Does excessive light cause Algae? 

Many people believe that the sole cause of nuisance algae is too much light. While it is certainly a contributing factor, algae are more common in aquariums with high nutrient levels, especially if there are no live plants. Avoid placing an aquarium where it will receive direct sunlight, even if it’s only for a few hours a day. Limit the number of hours the aquarium light is on, especially if you do not keep live plants. A maximum of 6 to 8 hours of light is sufficient in unplanted aquariums, while planted aquariums should receive 12 hours of high-quality light. Use a timer to provide a consistent photoperiod.

Quality of light is another contributing factor to algae growth. Fluorescent lamps weaken and undergo a change in spectrum called “color shift” as they get older. Since algae are more tolerant of marginal conditions, they tend to prosper under gradually deteriorating light whereas many aquarium plants do not. For the best results, fluorescent light bulbs should be changed every 10 to 12 months.
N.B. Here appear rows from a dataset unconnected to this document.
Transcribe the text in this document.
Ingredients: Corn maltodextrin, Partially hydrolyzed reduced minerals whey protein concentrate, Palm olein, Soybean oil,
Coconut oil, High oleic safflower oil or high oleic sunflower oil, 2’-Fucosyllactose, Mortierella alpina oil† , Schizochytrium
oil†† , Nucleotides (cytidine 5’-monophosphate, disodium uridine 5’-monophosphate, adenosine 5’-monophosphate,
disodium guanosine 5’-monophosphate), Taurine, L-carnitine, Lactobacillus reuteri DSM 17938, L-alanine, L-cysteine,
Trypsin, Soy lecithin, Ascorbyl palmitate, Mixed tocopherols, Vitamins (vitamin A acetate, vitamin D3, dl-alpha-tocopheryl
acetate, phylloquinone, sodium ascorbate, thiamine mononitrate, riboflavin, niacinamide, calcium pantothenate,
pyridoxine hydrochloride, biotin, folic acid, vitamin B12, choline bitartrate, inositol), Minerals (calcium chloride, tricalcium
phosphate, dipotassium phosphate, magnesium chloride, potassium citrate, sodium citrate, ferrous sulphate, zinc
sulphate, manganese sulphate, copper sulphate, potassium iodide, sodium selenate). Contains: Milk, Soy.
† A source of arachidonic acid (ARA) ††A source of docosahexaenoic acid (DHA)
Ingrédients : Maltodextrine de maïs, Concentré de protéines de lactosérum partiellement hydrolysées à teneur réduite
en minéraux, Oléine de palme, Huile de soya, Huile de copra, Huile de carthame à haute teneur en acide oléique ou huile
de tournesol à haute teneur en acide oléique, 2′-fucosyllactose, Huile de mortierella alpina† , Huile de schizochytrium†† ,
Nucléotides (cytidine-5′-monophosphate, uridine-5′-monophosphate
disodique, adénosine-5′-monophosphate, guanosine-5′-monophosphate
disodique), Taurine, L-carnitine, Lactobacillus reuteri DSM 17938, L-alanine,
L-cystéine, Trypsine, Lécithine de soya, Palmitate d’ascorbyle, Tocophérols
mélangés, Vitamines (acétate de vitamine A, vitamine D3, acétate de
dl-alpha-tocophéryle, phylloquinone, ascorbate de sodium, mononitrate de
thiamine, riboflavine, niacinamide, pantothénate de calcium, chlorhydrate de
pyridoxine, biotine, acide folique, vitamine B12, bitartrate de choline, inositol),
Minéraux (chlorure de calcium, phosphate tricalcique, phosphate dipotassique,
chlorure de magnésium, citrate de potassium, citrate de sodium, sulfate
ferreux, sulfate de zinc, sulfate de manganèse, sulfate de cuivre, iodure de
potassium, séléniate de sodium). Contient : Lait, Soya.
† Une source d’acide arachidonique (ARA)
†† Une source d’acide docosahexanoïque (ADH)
What are the types of Algae? 

  •     Brown Algae – most brown algae are a form of a diatom. They are often seen in newly set up aquariums and will usually die off on their own after the tank cycles. Diatoms use silicates to build their cell walls, so if your tap water contains high silicate levels, use reverse osmosis or deionized water when setting up your aquarium. Place Organic Adsorption Resin or Reef Carbon in your filter to remove nutrients and introduce Plecostomus, otocinclus or nerite snails to control brown algae in established aquariums.
  •     Green Algae – there are many types of green algae. Some are soft and easy to remove, while others are hard and can be more tenacious. They grow on the aquarium glass as well as decorations and even the gravel. Snails and algae eating fish help keep many forms of green algae in check. Maintain low nutrients and avoid overfeeding or overstocking your aquarium to prevent outbreaks.
  •     Blue-green Algae – these appear as a heavy, dark green film or “slime”. They are actually not algae, but rather a form of cyanobacteria. Left unchecked, they can suffocate live plants and even cause harm to fish. Blue-green algae can be removed by siphoning them from the aquarium, but they often quickly return. Several products are available for eliminating blue-green algae that are safe to use in fresh or saltwater aquariums.
  •     Filamentous Algae – there are many forms of filamentous algae, including hair, string, beard, black brush and thread algae. They are usually caused by a build-up of phosphate in the water and can be seen clinging to plants and other decorations. Longer forms can be removed by twirling them around a toothbrush. Siamese algae eaters, mollies, Redtail and rainbow sharks, goldfish and Amano shrimp are known to eat them. Shorter varieties can be eradicated using bristlenose and clown Plecostomus, otocinclus, nerite snails and dwarf freshwater shrimp. Plant leaves that become covered in filamentous algae should be trimmed out. To prevent filamentous algae outbreaks, feed sparingly, do frequent partial water changes using phosphate-free water and use Phosphate Sponge or Organic Adsorption Resin in your filter.
  •     Green Water Blooms – these suspended algae cause the water to turn bright green and very cloudy. Green water blooms are usually caused by high nitrate and phosphate levels, along with excessive light. Many hobbyists try to solve the problem by doing water changes, but the effects are temporary, and the problem quickly returns, often with a vengeance due to the addition of nutrients from tap water. Blacking out the aquarium for several days by covering it with a blanket and turning off the light can be effective, but this is detrimental to live plants and may result in ammonia and nitrite spikes when the bloom suddenly dies off. Diatom filters and UV sterilizers are the most effective cure. Chemical algaecides and coagulants also work, but again, sudden algae die-offs can spike ammonia and nitrite levels and some coagulants interfere with the fishes’ gills.